I remember visiting this tiny woman who spent years in detention. Her name was Seniet Abebe; she was emotionally fragile and painfully thin. I was the first female lawyer involved in her case and this was the most shocking part. Straight away I saw there had been a catastrophic procedural failure. Abebe was a female asylum seeker from a very traditional Ethiopian background. The system had taken far too long to give her space to tell her story.

Abebe was married to a political activist in Ethiopia, who was targeted by government forces. Soldiers attacked and raped her as her husband was dragged from the family home. She was injured so badly, she needed to be hospitalised. After weeks in care, Abebe stole a nurse’s uniform and escaped. Incredibly, she walked 1000 kilometres into South Africa and attempted to seek asylum but was refused.

Abebe was brought to Australia by people smugglers, priming her with stories to “assist” her refugee claim. All of those involved in her asylum process were men.

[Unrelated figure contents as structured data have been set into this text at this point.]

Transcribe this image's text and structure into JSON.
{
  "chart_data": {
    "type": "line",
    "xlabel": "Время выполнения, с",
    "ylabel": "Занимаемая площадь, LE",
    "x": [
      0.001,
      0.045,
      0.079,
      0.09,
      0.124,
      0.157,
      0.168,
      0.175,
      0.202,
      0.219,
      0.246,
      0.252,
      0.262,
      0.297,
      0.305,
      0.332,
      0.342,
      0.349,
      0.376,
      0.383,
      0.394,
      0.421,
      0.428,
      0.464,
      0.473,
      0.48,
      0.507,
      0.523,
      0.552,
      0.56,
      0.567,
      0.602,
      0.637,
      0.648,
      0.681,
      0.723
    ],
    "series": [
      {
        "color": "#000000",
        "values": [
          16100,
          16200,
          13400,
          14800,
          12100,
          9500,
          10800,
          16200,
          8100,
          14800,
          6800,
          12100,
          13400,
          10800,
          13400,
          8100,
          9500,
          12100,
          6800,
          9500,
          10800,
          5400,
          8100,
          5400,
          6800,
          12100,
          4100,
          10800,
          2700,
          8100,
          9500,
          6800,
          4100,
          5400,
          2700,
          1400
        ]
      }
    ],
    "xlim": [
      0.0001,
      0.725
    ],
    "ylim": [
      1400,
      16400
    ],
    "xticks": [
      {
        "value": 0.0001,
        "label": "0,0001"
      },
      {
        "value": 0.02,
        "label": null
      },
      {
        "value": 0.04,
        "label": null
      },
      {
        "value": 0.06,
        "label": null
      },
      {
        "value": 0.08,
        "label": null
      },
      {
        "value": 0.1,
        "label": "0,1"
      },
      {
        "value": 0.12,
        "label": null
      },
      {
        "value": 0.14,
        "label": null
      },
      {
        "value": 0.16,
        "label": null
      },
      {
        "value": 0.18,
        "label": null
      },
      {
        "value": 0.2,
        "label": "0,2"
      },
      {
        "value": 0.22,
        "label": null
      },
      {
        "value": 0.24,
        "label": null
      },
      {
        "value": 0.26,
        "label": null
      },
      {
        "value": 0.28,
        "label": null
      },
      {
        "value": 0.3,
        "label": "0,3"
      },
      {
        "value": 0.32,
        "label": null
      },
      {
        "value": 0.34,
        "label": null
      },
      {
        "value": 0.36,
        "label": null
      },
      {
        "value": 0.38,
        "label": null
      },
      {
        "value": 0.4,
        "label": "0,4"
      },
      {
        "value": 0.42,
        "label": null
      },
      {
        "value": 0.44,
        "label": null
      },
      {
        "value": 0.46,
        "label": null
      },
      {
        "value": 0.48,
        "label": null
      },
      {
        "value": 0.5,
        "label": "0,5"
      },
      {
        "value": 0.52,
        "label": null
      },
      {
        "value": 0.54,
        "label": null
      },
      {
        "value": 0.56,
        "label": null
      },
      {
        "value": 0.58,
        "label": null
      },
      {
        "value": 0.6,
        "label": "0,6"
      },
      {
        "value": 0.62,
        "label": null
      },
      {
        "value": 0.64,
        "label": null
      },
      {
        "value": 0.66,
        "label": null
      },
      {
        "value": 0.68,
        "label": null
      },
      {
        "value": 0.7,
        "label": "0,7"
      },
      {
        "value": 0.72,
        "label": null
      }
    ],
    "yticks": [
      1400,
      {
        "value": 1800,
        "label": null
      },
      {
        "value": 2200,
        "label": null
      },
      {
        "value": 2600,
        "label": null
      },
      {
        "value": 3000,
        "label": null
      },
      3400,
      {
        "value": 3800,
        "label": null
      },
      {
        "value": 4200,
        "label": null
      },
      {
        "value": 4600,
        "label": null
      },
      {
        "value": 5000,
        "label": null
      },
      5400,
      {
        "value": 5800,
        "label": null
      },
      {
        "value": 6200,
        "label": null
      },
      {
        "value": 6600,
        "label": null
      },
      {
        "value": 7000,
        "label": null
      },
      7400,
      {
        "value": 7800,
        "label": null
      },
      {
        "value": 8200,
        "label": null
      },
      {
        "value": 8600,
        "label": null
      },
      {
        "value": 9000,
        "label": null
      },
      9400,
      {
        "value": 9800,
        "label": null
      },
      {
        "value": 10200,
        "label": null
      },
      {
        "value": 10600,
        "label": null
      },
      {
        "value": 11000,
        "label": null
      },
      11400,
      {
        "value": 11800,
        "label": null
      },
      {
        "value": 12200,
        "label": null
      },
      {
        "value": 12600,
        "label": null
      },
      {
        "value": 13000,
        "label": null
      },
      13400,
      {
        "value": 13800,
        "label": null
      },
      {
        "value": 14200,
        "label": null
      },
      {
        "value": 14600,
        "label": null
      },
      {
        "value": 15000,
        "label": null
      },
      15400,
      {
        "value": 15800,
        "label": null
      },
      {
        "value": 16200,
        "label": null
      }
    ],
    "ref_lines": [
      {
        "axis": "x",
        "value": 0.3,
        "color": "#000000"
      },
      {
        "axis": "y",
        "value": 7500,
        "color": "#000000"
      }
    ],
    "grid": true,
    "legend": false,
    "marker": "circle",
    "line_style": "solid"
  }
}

I represented Abebe after she’d lost in the High Court. The case was significant because it challenged the first part eight of the Migration Act. The central issue was whether the Australian Constitution permits a legislative regime that operates to constrain, in part, the Federal Court’s power to review the legality of the administrative action by a Commonwealth officer.

The case brought home the importance of cultural competence – understanding that a client may see the world differently. It’s a lesson that resonates for me in dealing with people from any form of diversity, whether it’s a different religious or cultural background, a disability or a person with a child.

In Abebe’s case, a narrow majority (4:3) upheld the legislation. The effect was to confirm the Migration Act prevented the Federal Court from correcting fundamental errors involving breach of procedural fairness, relevance and unreasonableness.

Migrants complaining of jurisdictional error on these broad grounds could only seek judicial review in the High Court. It led to a massive backlog of cases. This meant issuing in the High Court allowed migrant applications to stay in Australia for many years while they waited for their case to be heard. It also meant individuals could languish in immigration detention for years.

The problem was, Abebe had changed her story so often nobody knew what to believe. In the High Court, Justice Michael Kirby was the only judge to acknowledge genuine refugees frequently tell lies. In Abebe’s case, the truth was so excruciatingly personal and culturally unacceptable, it made it hard for her to open up.

Two students who are now law professors, Ben Saul and Jane McAdam, helped me assemble a 70-plus page submission to then-Minister Phillip Ruddock. He rejected all our submissions but granted Ms Abebe a visa anyway.

The case brought home the importance of cultural competence – understanding that a client may see the world differently. It’s a lesson that resonates for me in dealing with people from any form of diversity, whether it’s a different religious or cultural background, a disability or a person with a child.

Yes, gender matters. If you’re not the right lawyer to get the story, get another lawyer.

Years later, I took a taxi from Melbourne airport to visit my mother. The driver was a chatty Ethiopian man. I asked him whether he knew Ms Abebe. He told me she had settled well into life in Australia. Even more remarkably, after years in an Ethiopian prison, her husband had been released and she was able to sponsor him to join her in Australia.